If medical schools, such as Harvard University, wish to remain as significant as they are, they need to engage in the research of the "solvent" paradigm. This blogger hope the National University of Singapore (NUS)will do just that. You are so beautifully situated to engage in this topic; it would be a crime to let the opportunity pas you by. I know you are impressed by Chinese medicine, but tell me, if people learn to prevent body pain by drinking water, how many would go to an acupuncturist for the hell if it? No malice intended here.

If you go to my website and wish to have some of my educational products to share with others, doctors, in your office, please let me know, I will send them to you as a gift.

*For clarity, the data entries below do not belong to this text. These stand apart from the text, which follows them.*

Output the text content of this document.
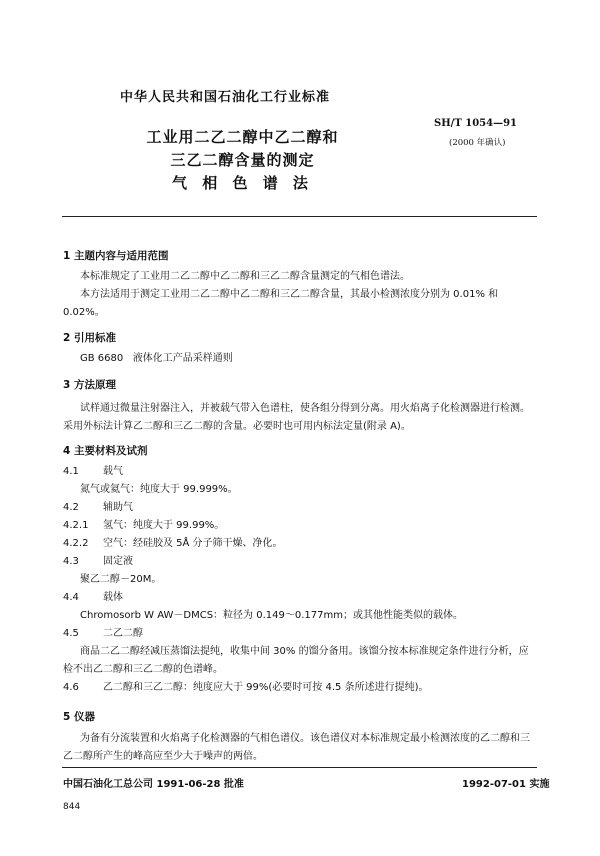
中华人民共和国石油化工行业标准
SH/T 1054—91
(2000 年确认)
工业用二乙二醇中乙二醇和
三乙二醇含量的测定
气 相 色 谱 法
1 主题内容与适用范围
本标准规定了工业用二乙二醇中乙二醇和三乙二醇含量测定的气相色谱法。
本方法适用于测定工业用二乙二醇中乙二醇和三乙二醇含量，其最小检测浓度分别为 0.01% 和 0.02%。
2 引用标准
GB 6680 液体化工产品采样通则
3 方法原理
试样通过微量注射器注入，并被载气带入色谱柱，使各组分得到分离。用火焰离子化检测器进行检测。采用外标法计算乙二醇和三乙二醇的含量。必要时也可用内标法定量(附录 A)。
4 主要材料及试剂
4.1 载气
氮气或氦气：纯度大于 99.999%。
4.2 辅助气
4.2.1 氢气：纯度大于 99.99%。
4.2.2 空气：经硅胶及 5Å 分子筛干燥、净化。
4.3 固定液
聚乙二醇－20M。
4.4 载体
Chromosorb W AW－DMCS：粒径为 0.149～0.177mm；或其他性能类似的载体。
4.5 二乙二醇
商品二乙二醇经减压蒸馏法提纯，收集中间 30% 的馏分备用。该馏分按本标准规定条件进行分析，应检不出乙二醇和三乙二醇的色谱峰。
4.6 乙二醇和三乙二醇：纯度应大于 99%(必要时可按 4.5 条所述进行提纯)。
5 仪器
为备有分流装置和火焰离子化检测器的气相色谱仪。该色谱仪对本标准规定最小检测浓度的乙二醇和三乙二醇所产生的峰高应至少大于噪声的两倍。
中国石油化工总公司 1991-06-28 批准	1992-07-01 实施
844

Feredooy Batmanghelidj, M.D.

NOTE: During the thirty one (31) months of his imprisonment, Dr Batmanghelidj treated more than three thousand(3000) peptic ulcer sufferers with water alone. He conducted extensive research during his political-prison stay into the medicinal effects of water, and discovered water could prevent, relieve, and cure many painful, degenerative diseases. Pain is in fact the body's "cries" for essential ingredients which are running low, and water is one of the most important ingredients.

He found Evin prison(Iran) an "ideal stress laboratory," and despite being offered an earlier release, he chose to stay an extra four months in prison (voluntarily) to complete his research into the relationship of dehydration and bleeding peptic ulcer disease. A report of his findings was smuggled out of Iran and became the editorial article in the June 1983 issue of the Journal of Clinical Gastroenterology, which was reported on by the New York Times science section.

Request The Straits Times of Singapore to publish this article, if at all possible, for the benefits of this nation,too.